JD Vance shot to fame when he wrote his book Hillbilly Elegy, which chronicled the plight of the white working class. But as governor, Beshear has pushed for investments in that community. He even had a photo op with Biden and McConnell at the Brent Spence Bridge as a result of the bipartisan infrastructure bill.
Beshear has also championed the CHIPS and Science Act and private investment in the state. That, combined with his support for abortion rights in deep-red Kentucky, propelled him to re-election last year.
At the same time, Beshear departing Kentucky would leave the state bereft of Democrats. And he only won in two off-year elections where turnout is low, which means it is unclear how well he would perform on the national stage.
Mark Kelly
Senator Mark Kelly often gets overshadowed by his more flamboyant counterpart from Arizona, Independent Senator Kyrsten Sinema. But Kelly has a record most Democrats could only dream of, being as he is both a Navy veteran and a former astronaut.

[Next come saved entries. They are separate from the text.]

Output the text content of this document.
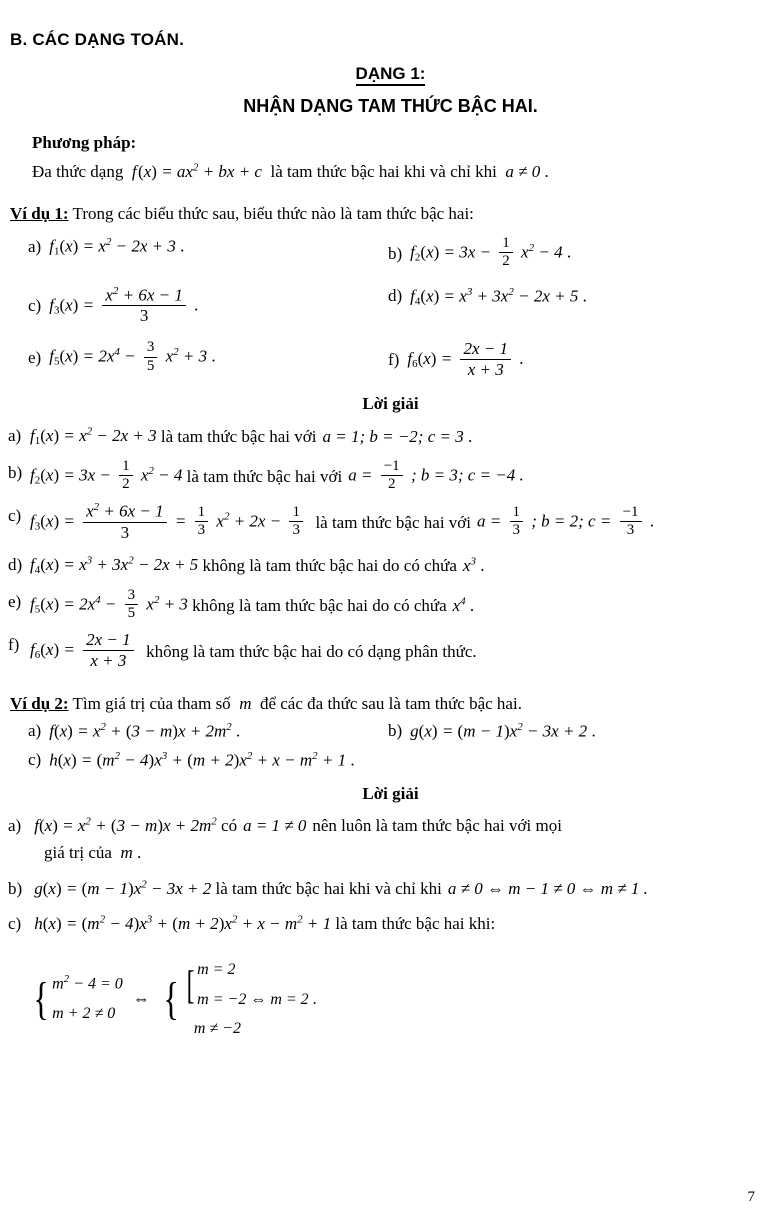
B. CÁC DẠNG TOÁN.
DẠNG 1:
NHẬN DẠNG TAM THỨC BẬC HAI.
Phương pháp:
Đa thức dạng  f $(x) = ax^2$ + bx + c  là tam thức bậc hai khi và chỉ khi  a ≠ 0 .
Ví dụ 1: Trong các biểu thức sau, biểu thức nào là tam thức bậc hai:
a) $f_1(x) = x^2 - 2x + 3$ .	b) $f_2(x) = 3x - \frac{1}{2} x^2 - 4$ .
c) $f_3(x) = \frac{x^2 + 6x - 1}{3}$ .	d) $f_4(x) = x^3 + 3x^2 - 2x + 5$ .
e) $f_5(x) = 2x^4 - \frac{3}{5} x^2 + 3$ .	f) $f_6(x) = \frac{2x - 1}{x + 3}$ .
Lời giải
a) $f_1(x) = x^2 - 2x + 3$ là tam thức bậc hai với a = 1; b = −2; c = 3 .
b) $f_2(x) = 3x - \frac{1}{2} x^2 - 4$ là tam thức bậc hai với $a = \frac{-1}{2}$ ; b = 3; c = −4 .
c) $f_3(x) = \frac{x^2 + 6x - 1}{3} = \frac{1}{3} x^2 + 2x - \frac{1}{3}$
là tam thức bậc hai với $a = \frac{1}{3}$ ; b = 2; $c = \frac{-1}{3}$ .
d) $f_4(x) = x^3 + 3x^2 - 2x + 5$ không là tam thức bậc hai do có chứa $x^3$ .
e) $f_5(x) = 2x^4 - \frac{3}{5} x^2 + 3$ không là tam thức bậc hai do có chứa $x^4$ .
f) $f_6(x) = \frac{2x - 1}{x + 3}$
không là tam thức bậc hai do có dạng phân thức.
Ví dụ 2: Tìm giá trị của tham số  m  để các đa thức sau là tam thức bậc hai.
a) $f(x) = x^2 + (3 - m)x + 2m^2$ .	b) $g(x) = (m - 1)x^2 - 3x + 2$ .
c) $h(x) = (m^2 - 4)x^3 + (m + 2)x^2 + x - m^2 + 1$ .
Lời giải
a) $f(x) = x^2 + (3 - m)x + 2m^2$ có a = 1 ≠ 0 nên luôn là tam thức bậc hai với mọi
giá trị của  m .
b) $g(x) = (m - 1)x^2 - 3x + 2$ là tam thức bậc hai khi và chỉ khi a ≠ 0 ⇔ m − 1 ≠ 0 ⇔ m ≠ 1 .
c) $h(x) = (m^2 - 4)x^3 + (m + 2)x^2 + x - m^2 + 1$ là tam thức bậc hai khi:
{ $m^2 - 4 = 0$
m + 2 ≠ 0
⇔ { [ m = 2
m = −2 ⇔ m = 2 .
m ≠ −2
7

Kelly stepped into politics after his wife, former congresswoman Gabby Giffords, was shot in the head and was forced to retire in 2011. Since then, he’s become an outspoken advocate for ending gun violence.
In 2020, when Biden and Harris won Arizona, Kelly outpaced the top of the ticket in a special election to finish out the term of Senator John McCain. Two years later, he roundly beat ultra-MAGA candidate Blake Masters, who, like Vance, is a disciple of venture capitalist Peter Thiel.
Kelly is also a prolific fundraiser who would have little trouble bringing cash to the ticket.
Picking Kelly would signal that Democrats are serious about keeping the West in their column. A border-state Democrat, he could push back on criticisms from Republicans that Trump would be better at handling immigration. And as a veteran, he has taken up McCain’s mantle as an ardent defender of Ukraine, which would contrast with Vance’s opposition to supporting the country against Putin’s aggression.
But Kelly’s record in Arizona might be the exact reason Democrats want to keep him in the Senate.
Tim Walz
Like Kelly, Minnesota Governor Tim Walz is a veteran, albeit of the US Army. A former congressman, he represented a rural area of Minnnesota and won a district that Trump had won that same year.
He later ran for governor and shepherded the state during the unrest after the killing of George Floyd in Minneapolis. As governor, he’s focused heavily on protecting abortion rights and LGBTQ+ rights while also expanding free school meals to children regardless of their parents’ income.
A midwesterner, Walz could appeal to voters in important-to-win states like Michigan; indeed, he’s been a surrogate for the Democrats during the Republican National Convention in neighboring Wisconsin.
At the same time, serving as governor during Black Lives Matter protests could be used against him by Republicans running on a “tough on crime” platform.